Version: v2.4 print this page

Notebooks

Amorphic platform provides a way to host Jupyter/IPython notebooks, which are interactive, web-based environments that allow users to create and share documents that contain live code, equations, visualizations, and narrative text.

Amorphic Notebooks contain the following information:

Type	Description
Notebook Name	ML Notebook Name, which uniquely identifies a Notebook
Description	A brief explanation of the notebook
Notebook Status	Status of ML Notebook. Ex: Creating, InService, Stopping, Stopped etc.
Instance Type	ML compute notebook instance type
Volume Size	The size of the ML storage volume attached to the notebook instance(in GB)
Notebook URL	URL to connect to the Jupyter server from notebook instance
Notebook Lab URL	URL to connect to the Jupyter Lab server from notebook instance
Glue Sessions	Flag to identify whether glue sessions is enabled for the notebook instance
Auto Stop	Status of the auto-stop. Ex: Enabled, Disabled
Remaining Time	Amount of time left for auto-stop(in hr)
Auto Stop Time	Time at which the system auto stops the ML Notebook.
Internet Access	Sets whether SageMaker provides internet access to the notebook instance
CreatedBy	User who created the ML Notebook.
LastModifiedBy	User who has recently updated the ML Notebook.

Notebook Operations

Amorphic ML Notebook provides the following operations for any given notebook.

Operation	Description
Create Notebook	Create a ML Notebook in AWS Sagemaker.
View Notebook	View an existing ML Notebook.
Start Notebook	Start a Stopped ML Notebook.
Stop Notebook	Stop a Running ML Notebook.
Clone Notebook	Clone an existing ML Notebook.
Delete Notebook	Delete an existing ML Notebook.
Notebook Logs	View logs for Ml Notebook.

How to Create a Notebook?

ML Notebook Homepage

To create an ML Notebook:

Click on + New Notebook
Fill in the details shown in the table:

Attribute	Description
Notebook Name	Give your Notebook a unique name.
Description	Describe the notebook's purpose and relevant details.
Instance Type	Choose the type of ML compute instance to launch the notebook instance.
Volume Size	ML notebook storage volume size in GB.
Datasets Write Access	Select datasets with write access required for the notebook.
Datasets Read Access	Select datasets with read access required for the notebook.
Enable Internet Access	This setting controls whether the notebook instance can access the internet. If you set it to "Disabled", the notebook instance can only access resources inside your VPC, and will not be able to use Amazon SageMaker training and endpoint services unless you set up a NAT Gateway in your VPC.
Glue Sessions	User can select this to enable or disable Glue sessions for the notebook instance
Auto Stop	This option allows you to save on resource costs by providing a stop time value. The auto stop process will be triggered every hour, looking for any ML Notebooks that need to be notified or stopped, and sending an email when one of the following criteria is met.
Shared Libraries	If the notebook has glue session enabled, the user can select shared libraries required for the notebook using this option.
Tags	Select the tags and access type in order to read the data from tag based access controlled datasets. This functionality is supported only through API for now.

Note

Only read operation is supported for tag based access controlled(TBAC) S3 datasets from notebooks. TBAC Lakeformation datasets cannot be consumed from notebooks.

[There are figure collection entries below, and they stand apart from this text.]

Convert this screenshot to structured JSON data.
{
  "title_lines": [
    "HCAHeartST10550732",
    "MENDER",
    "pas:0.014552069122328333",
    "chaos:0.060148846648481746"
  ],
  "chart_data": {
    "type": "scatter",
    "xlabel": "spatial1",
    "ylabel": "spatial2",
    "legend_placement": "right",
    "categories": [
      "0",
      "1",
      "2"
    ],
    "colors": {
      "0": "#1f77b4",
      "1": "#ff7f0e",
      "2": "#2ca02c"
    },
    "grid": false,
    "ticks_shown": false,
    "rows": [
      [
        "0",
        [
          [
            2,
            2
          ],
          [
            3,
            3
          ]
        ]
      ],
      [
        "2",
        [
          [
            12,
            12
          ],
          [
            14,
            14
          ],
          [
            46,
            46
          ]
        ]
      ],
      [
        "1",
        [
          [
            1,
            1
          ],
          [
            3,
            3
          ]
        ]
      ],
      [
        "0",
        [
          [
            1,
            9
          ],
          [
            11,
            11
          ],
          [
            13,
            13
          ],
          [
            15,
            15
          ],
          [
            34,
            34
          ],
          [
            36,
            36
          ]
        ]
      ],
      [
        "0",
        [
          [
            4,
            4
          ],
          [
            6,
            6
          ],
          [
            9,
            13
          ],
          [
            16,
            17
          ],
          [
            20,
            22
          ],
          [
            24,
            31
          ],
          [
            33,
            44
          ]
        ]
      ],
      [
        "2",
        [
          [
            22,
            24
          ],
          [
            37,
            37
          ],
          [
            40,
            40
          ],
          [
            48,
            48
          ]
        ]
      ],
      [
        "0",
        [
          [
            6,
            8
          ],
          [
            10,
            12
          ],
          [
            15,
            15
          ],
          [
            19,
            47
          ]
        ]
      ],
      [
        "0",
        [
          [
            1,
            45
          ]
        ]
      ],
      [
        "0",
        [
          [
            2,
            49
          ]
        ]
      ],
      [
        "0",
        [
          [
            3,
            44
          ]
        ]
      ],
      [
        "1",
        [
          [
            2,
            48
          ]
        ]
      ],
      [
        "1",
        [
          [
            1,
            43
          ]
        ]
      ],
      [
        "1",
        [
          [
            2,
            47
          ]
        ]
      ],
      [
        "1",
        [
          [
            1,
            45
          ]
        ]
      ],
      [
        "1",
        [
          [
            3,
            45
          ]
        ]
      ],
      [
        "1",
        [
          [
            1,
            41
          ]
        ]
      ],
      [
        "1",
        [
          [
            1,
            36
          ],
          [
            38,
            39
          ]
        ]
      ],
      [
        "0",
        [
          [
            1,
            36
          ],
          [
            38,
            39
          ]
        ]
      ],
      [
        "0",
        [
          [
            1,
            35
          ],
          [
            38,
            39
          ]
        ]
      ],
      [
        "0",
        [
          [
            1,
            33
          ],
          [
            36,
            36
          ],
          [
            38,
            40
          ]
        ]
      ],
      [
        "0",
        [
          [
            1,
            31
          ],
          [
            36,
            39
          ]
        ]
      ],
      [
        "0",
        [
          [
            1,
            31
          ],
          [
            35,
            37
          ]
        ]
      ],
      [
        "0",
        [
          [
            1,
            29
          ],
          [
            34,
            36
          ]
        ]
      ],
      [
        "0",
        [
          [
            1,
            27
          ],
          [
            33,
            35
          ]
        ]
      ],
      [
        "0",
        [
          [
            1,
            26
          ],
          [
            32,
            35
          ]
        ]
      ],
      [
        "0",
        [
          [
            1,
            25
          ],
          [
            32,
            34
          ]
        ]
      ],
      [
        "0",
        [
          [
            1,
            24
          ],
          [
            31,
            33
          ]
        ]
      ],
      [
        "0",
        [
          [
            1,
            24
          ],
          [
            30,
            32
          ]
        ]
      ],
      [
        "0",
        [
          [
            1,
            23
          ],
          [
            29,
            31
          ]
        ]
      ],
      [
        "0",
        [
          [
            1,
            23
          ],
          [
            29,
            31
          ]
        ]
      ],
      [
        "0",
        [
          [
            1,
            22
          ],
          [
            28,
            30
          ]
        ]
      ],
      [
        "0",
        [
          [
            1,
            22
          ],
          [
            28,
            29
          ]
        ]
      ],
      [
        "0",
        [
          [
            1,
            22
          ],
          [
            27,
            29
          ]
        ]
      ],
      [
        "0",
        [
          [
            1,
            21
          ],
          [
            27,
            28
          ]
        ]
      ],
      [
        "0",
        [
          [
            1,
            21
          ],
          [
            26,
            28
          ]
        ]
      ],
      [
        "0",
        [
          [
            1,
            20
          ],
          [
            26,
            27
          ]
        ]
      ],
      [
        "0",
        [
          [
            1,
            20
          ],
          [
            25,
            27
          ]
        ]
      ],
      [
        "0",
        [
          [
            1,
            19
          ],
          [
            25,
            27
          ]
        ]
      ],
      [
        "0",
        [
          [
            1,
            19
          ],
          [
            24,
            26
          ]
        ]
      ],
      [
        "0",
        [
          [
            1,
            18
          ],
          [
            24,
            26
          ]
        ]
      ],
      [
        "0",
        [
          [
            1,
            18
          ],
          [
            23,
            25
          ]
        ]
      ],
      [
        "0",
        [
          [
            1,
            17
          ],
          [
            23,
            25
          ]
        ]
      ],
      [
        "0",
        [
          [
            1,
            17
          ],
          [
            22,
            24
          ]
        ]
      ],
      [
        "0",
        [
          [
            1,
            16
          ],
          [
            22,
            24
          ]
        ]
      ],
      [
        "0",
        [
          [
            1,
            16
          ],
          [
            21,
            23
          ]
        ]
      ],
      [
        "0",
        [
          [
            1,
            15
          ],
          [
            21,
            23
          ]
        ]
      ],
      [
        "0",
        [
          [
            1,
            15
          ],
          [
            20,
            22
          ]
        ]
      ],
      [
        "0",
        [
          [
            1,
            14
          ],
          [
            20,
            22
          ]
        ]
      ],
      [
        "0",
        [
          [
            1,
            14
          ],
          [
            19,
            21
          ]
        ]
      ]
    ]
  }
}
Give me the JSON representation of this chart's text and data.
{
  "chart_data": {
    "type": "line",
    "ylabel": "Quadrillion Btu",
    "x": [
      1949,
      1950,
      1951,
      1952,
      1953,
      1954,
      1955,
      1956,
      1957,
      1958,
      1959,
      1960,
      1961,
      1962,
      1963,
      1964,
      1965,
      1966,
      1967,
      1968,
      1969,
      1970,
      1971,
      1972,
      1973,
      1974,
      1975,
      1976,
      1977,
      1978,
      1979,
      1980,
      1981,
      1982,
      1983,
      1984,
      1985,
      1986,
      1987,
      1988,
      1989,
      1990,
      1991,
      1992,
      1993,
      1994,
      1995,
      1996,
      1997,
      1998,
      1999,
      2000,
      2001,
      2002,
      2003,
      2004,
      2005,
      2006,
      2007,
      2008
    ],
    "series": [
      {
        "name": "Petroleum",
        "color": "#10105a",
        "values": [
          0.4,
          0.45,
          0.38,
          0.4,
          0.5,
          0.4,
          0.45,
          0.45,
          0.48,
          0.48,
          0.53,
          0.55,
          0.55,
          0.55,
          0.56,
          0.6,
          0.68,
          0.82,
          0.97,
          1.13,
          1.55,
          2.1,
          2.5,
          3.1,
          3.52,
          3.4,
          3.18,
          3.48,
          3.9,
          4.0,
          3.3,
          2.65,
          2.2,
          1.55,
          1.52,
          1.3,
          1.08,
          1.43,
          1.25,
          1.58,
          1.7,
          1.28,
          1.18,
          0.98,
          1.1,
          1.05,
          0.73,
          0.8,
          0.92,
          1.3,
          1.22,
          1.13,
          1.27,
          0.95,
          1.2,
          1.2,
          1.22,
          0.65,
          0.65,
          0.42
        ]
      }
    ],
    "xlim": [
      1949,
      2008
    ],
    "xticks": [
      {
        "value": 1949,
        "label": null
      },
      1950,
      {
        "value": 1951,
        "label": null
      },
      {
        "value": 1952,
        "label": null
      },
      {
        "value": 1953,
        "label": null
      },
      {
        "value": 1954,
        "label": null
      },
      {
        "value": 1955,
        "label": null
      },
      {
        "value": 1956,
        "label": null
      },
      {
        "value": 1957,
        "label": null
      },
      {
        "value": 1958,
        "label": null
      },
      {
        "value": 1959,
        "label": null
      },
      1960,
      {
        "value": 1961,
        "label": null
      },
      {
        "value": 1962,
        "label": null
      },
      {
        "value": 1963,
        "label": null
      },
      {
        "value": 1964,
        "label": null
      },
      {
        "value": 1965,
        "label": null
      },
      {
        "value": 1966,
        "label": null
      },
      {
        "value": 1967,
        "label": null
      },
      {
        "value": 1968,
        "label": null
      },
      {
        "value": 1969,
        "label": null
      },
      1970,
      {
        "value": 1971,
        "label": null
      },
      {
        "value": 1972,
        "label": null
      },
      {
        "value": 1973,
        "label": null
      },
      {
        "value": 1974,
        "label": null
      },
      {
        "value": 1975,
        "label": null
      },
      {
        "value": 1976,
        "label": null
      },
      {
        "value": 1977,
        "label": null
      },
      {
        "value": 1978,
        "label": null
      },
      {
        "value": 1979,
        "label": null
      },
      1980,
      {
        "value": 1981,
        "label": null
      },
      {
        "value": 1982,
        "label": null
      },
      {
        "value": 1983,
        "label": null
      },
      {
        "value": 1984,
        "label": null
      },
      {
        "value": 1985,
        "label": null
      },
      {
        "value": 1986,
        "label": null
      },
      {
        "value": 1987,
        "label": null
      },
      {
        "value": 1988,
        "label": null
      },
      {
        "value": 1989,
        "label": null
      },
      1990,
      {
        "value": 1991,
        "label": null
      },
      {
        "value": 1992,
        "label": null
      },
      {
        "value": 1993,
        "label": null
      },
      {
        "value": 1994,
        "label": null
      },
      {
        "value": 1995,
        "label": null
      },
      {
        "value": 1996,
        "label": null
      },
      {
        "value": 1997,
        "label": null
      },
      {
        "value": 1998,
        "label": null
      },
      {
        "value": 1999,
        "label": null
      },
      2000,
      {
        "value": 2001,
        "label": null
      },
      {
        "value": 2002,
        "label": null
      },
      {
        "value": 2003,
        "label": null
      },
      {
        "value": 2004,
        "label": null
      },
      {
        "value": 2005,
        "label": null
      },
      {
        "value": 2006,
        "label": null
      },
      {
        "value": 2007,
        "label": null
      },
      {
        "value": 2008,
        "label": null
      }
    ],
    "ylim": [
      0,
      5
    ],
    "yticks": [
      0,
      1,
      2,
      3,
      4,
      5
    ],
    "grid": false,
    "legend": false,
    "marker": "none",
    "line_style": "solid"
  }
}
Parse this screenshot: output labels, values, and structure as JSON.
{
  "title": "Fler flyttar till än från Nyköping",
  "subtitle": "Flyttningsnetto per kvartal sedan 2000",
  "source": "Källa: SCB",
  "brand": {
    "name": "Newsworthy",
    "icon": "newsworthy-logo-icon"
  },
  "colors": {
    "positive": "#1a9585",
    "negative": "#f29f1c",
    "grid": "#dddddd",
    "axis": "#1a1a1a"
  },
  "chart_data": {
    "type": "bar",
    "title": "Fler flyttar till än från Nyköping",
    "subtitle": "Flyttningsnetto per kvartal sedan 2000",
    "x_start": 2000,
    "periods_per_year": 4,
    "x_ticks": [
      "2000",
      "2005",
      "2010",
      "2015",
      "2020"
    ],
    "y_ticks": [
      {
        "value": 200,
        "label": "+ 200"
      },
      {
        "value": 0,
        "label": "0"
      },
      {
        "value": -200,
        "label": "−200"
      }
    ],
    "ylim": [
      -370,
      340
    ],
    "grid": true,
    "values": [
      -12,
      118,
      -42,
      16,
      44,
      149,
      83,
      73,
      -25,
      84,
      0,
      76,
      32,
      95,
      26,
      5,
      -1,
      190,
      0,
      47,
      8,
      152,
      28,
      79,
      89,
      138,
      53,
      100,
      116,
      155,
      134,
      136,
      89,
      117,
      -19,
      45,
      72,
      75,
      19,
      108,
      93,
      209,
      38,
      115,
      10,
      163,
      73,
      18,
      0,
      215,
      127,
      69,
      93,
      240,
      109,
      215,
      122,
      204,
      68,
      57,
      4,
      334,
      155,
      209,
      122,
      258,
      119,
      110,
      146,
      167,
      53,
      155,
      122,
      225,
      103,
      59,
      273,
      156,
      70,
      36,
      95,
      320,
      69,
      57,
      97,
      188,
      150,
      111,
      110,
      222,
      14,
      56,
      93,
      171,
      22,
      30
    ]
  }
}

To create notebooks with tags, the payload would be like shown below:

{
  "NotebookName": "tags-sessions-notebook",
  "Description": "-",
  "InstanceType": "ml.t2.medium",
  "VolumeSizeInGB": 5,
  "IsAutoTerminateEnabled": true,
  "GlueSessionsEnabled": true,
  "LifecycleConfiguration": "enable-sessions",
  "Keywords": ["Owner: user1"],
  "AutoTerminationTime": "2023-12-22 12:30:00",
  "DirectInternetAccess": "Enabled",
  "ParameterAccess": [],
  "TagsAttached": [
    {"TagName": "tag1", "TagValue": "value1", "AccessType": "owner"},
    {"TagName": "tag2", "TagValue": "value2", "AccessType": "read-only"}
  ],
  "DatasetAccess": {
    "Owner": [],
    "ReadOnly": []
  }
}

You will receive a notification email when:

The auto-stop process trigger runs every hour, and the stoppage time is less than 30 minutes.
The auto-stop process was successfully able to stop the ML Notebook after the stop time.
The auto-stop process wasn't able to stop the ML notebook due to some fatal errors.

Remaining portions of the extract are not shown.